You are responsible for making yourself aware of and understanding the policies and procedures in the Zirve University Undergraduate Catalog that pertain to Academic Integrity. These policies include cheating, fabrication, falsification and forgery, multiple submission, plagiarism, complicity and computer misuse (Please see the plagiarism note on the FEAS website at http://iibf.zirve.edu.tr/). Please consult with me if you are not totally certain about an issue of academic honesty before submitting an assignment. Please notify me if you have a documented disability or excuse that may affect your class performance, impedes you from attending or requires accommodation so that appropriate arrangements can be made.

To avoid disrupting class discussion, please turn off any cell phones and beepers before you come into class, arrive on time, and refrain from chatting with your neighbors and from eating anything in a noisy wrapper. Eating and drinking is ok within the acceptable limits, however please refrain from anything that would disrupt our classes.
A note on laptop and cell phone use:

Laptop and cell phone use in class is not permitted for any reason. If you want to take notes with your laptop it is not possible for this class, please take notes the traditional style: use a pen and a notebook. Please turn off your cell phones before entering class and refrain from using them during class. Violators of this policy will be asked to leave class and upon repetition of the same behavior, punitive action will be taken.
Exams and Grades:

There will be one midterm exam and a final exam (50% each). Exams may be comprehensive based on the materials covered by the instructor. There will be no extra credit assignments given to students on an individual basis.
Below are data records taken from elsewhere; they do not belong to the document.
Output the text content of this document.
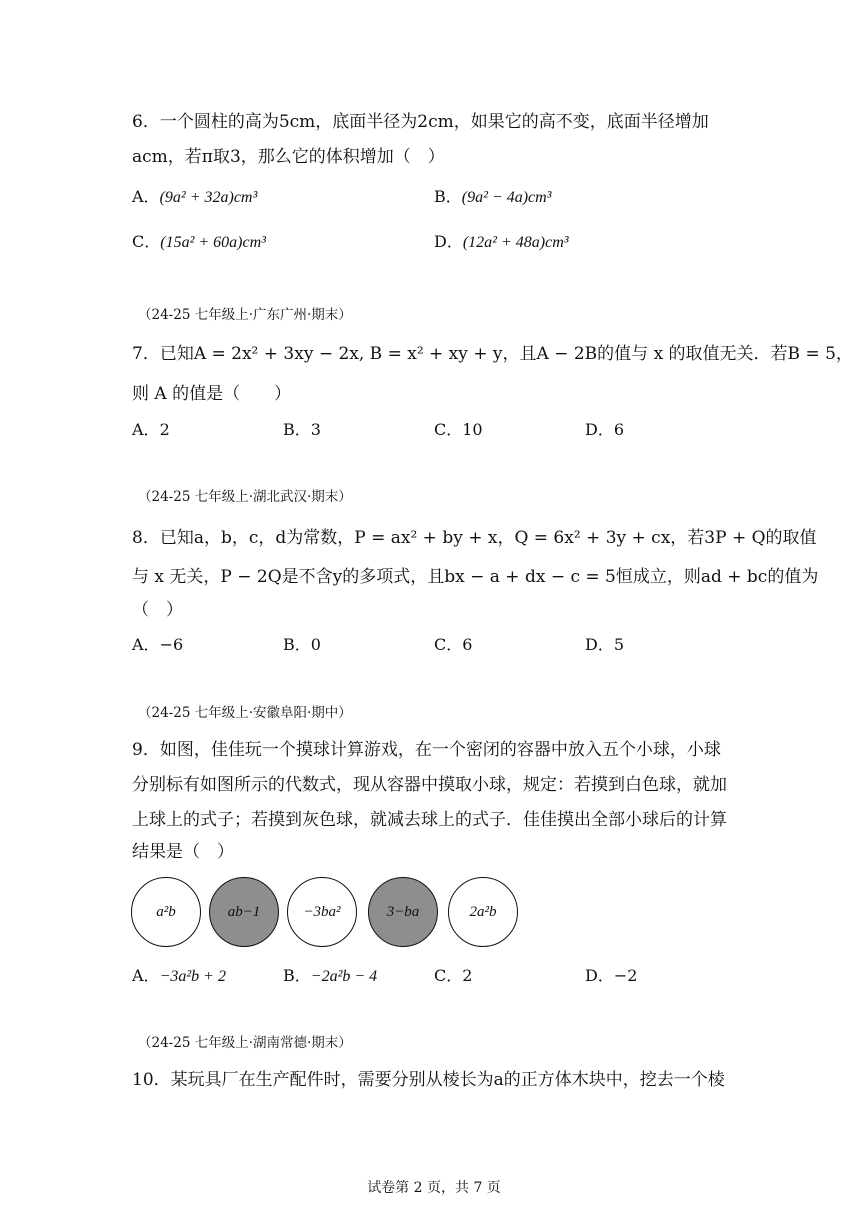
6．一个圆柱的高为5cm，底面半径为2cm，如果它的高不变，底面半径增加
acm，若π取3，那么它的体积增加（　）
A．(9a² + 32a)cm³	B．(9a² − 4a)cm³
C．(15a² + 60a)cm³	D．(12a² + 48a)cm³
（24-25 七年级上·广东广州·期末）
7．已知A = 2x² + 3xy − 2x, B = x² + xy + y，且A − 2B的值与 x 的取值无关．若B = 5，
则 A 的值是（　　）
A．2	B．3	C．10	D．6
（24-25 七年级上·湖北武汉·期末）
8．已知a，b，c，d为常数，P = ax² + by + x，Q = 6x² + 3y + cx，若3P + Q的取值
与 x 无关，P − 2Q是不含y的多项式，且bx − a + dx − c = 5恒成立，则ad + bc的值为
（　）
A．−6	B．0	C．6	D．5
（24-25 七年级上·安徽阜阳·期中）
9．如图，佳佳玩一个摸球计算游戏，在一个密闭的容器中放入五个小球，小球
分别标有如图所示的代数式，现从容器中摸取小球，规定：若摸到白色球，就加
上球上的式子；若摸到灰色球，就减去球上的式子．佳佳摸出全部小球后的计算
结果是（　）
a²b	ab−1	−3ba²	3−ba	2a²b
A．−3a²b + 2	B．−2a²b − 4	C．2	D．−2
（24-25 七年级上·湖南常德·期末）
10．某玩具厂在生产配件时，需要分别从棱长为a的正方体木块中，挖去一个棱
试卷第 2 页，共 7 页
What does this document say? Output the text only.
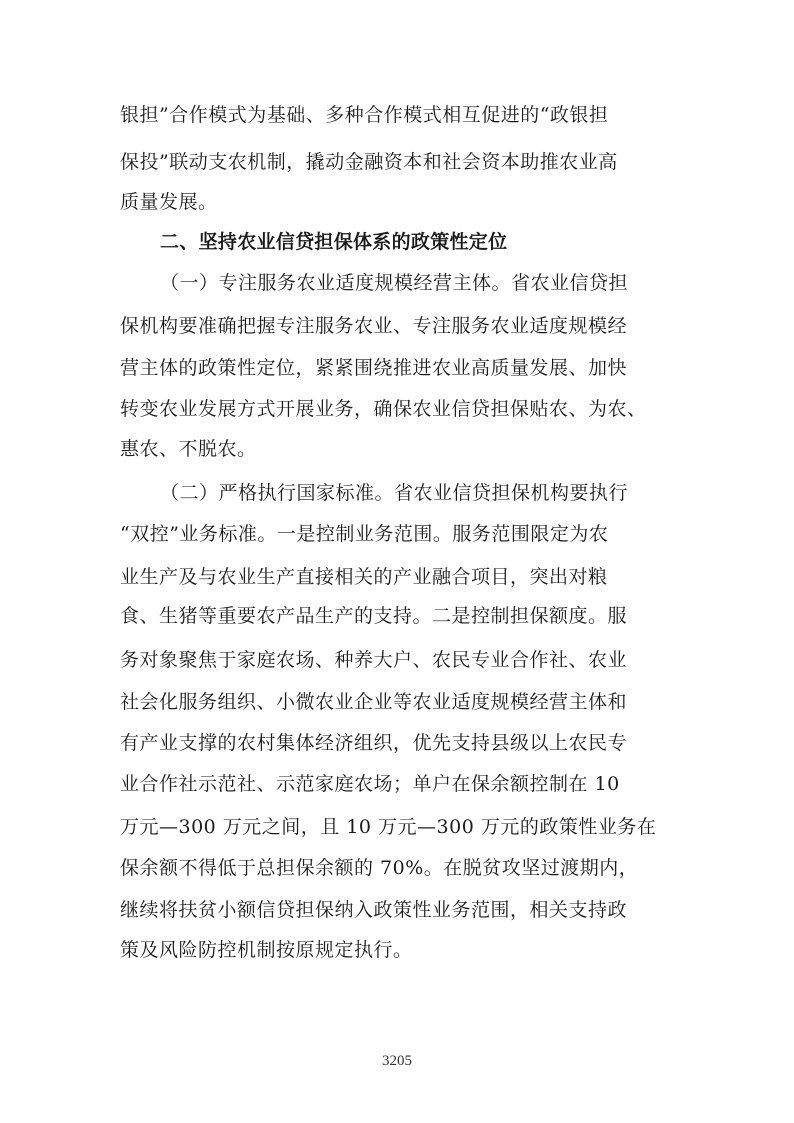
银担”合作模式为基础、多种合作模式相互促进的“政银担
保投”联动支农机制，撬动金融资本和社会资本助推农业高
质量发展。
二、坚持农业信贷担保体系的政策性定位
（一）专注服务农业适度规模经营主体。省农业信贷担
保机构要准确把握专注服务农业、专注服务农业适度规模经
营主体的政策性定位，紧紧围绕推进农业高质量发展、加快
转变农业发展方式开展业务，确保农业信贷担保贴农、为农、
惠农、不脱农。
（二）严格执行国家标准。省农业信贷担保机构要执行
“双控”业务标准。一是控制业务范围。服务范围限定为农
业生产及与农业生产直接相关的产业融合项目，突出对粮
食、生猪等重要农产品生产的支持。二是控制担保额度。服
务对象聚焦于家庭农场、种养大户、农民专业合作社、农业
社会化服务组织、小微农业企业等农业适度规模经营主体和
有产业支撑的农村集体经济组织，优先支持县级以上农民专
业合作社示范社、示范家庭农场；单户在保余额控制在 10
万元—300 万元之间，且 10 万元—300 万元的政策性业务在
保余额不得低于总担保余额的 70%。在脱贫攻坚过渡期内，
继续将扶贫小额信贷担保纳入政策性业务范围，相关支持政
策及风险防控机制按原规定执行。
3205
I am not planning to make a curve unless the class average falls below C (i.e. 10 points or more).

Grading Scale:

Zirve University`s grading scale will be used in this course:

Letter Grade Percentage

A 4.00 95-100

A- 3.70 90-94

B+ 3.30 85-89

B 3.00 80-84

B- 2.70 75-79

Letter Grade Percentage

C+ 2.30 70-74

C 2.00 65-69

C- 1.70 60-64

D+ 1.30 55-59

D 1.00 50-54

F 0.00 0-49

Make-up Exam Policy:

Make-up exams will be given for documented excuses only; in such cases, you must notify me in advance of the exam and make arrangements to take the make-up exam sometime else. If there is an emergency situation, it also has to be documented, like a hospitalization record, or an accident report. The hospitalization record must also be approved by the FEAS Dean’s Office of Zirve University.

Tentative Class Schedule:
Week 1 (Feb. 10)

Review of Course Policies and Requirements

Introduction: What is Modern Political Thought?
Week 2 (Feb. 17)

Baron de Montesquieu: Political Liberties, Constitution, Separation of Powers

Week 3 (Feb. 24)

Thomas Hobbes: State of Nature, Natural Law and Natural Rights, Rights of the Sovereign, Social Contract, Conditions of Commonwealth

Week 4 (Mar. 3)

John Locke: State of Nature, Freedom and Equality, Property, Consent

Week 5 (Mar. 10)

John Stuart Mill: Liberty, Utilitarianism, Representative Government

Week 6 (Mar. 17)

Jean Jacques Rousseau: Social Contract, General Will, Government, Civil Society

Week 7 (Mar. 24)

Immanuel Kant: Natural and Moral Man in History, Cosmopolitanism and Perpetual Peace, Rights, Categorical Imperative, Moral Philosophy, The Rechtsstaat

Week 8 (Mar. 31) Midterm Week, No Class

MIDTERM: Monday, March 31st
Week 9 (Apr. 7)

G.W.F. Hegel: Freedom, State, Progress, Civil Society, Philosophy of Right

Week 10 (Apr. 14)

Karl Marx: Historical Materialism, Dialectical Materialism, Labor, Private Property, Value, Class Consciousness, Working Class, Alienation

Week 11 (Apr. 21)

Karl Marx: The Communist Manifesto, Revolution, Socialism and Communism.

Week 12 (Apr. 28)

Friedrich Nietzsche: Genealogy of Morality, Nihilism,

Week 13 (May. 5)

Friedrich Nietzsche: Will to Power, The Übermensch, Eternal Return

Week 14 (May 12)

Semester Review

FINAL EXAM WEEK: May 20th – May 30th

Final exam date and time will be announced at the FEAS website.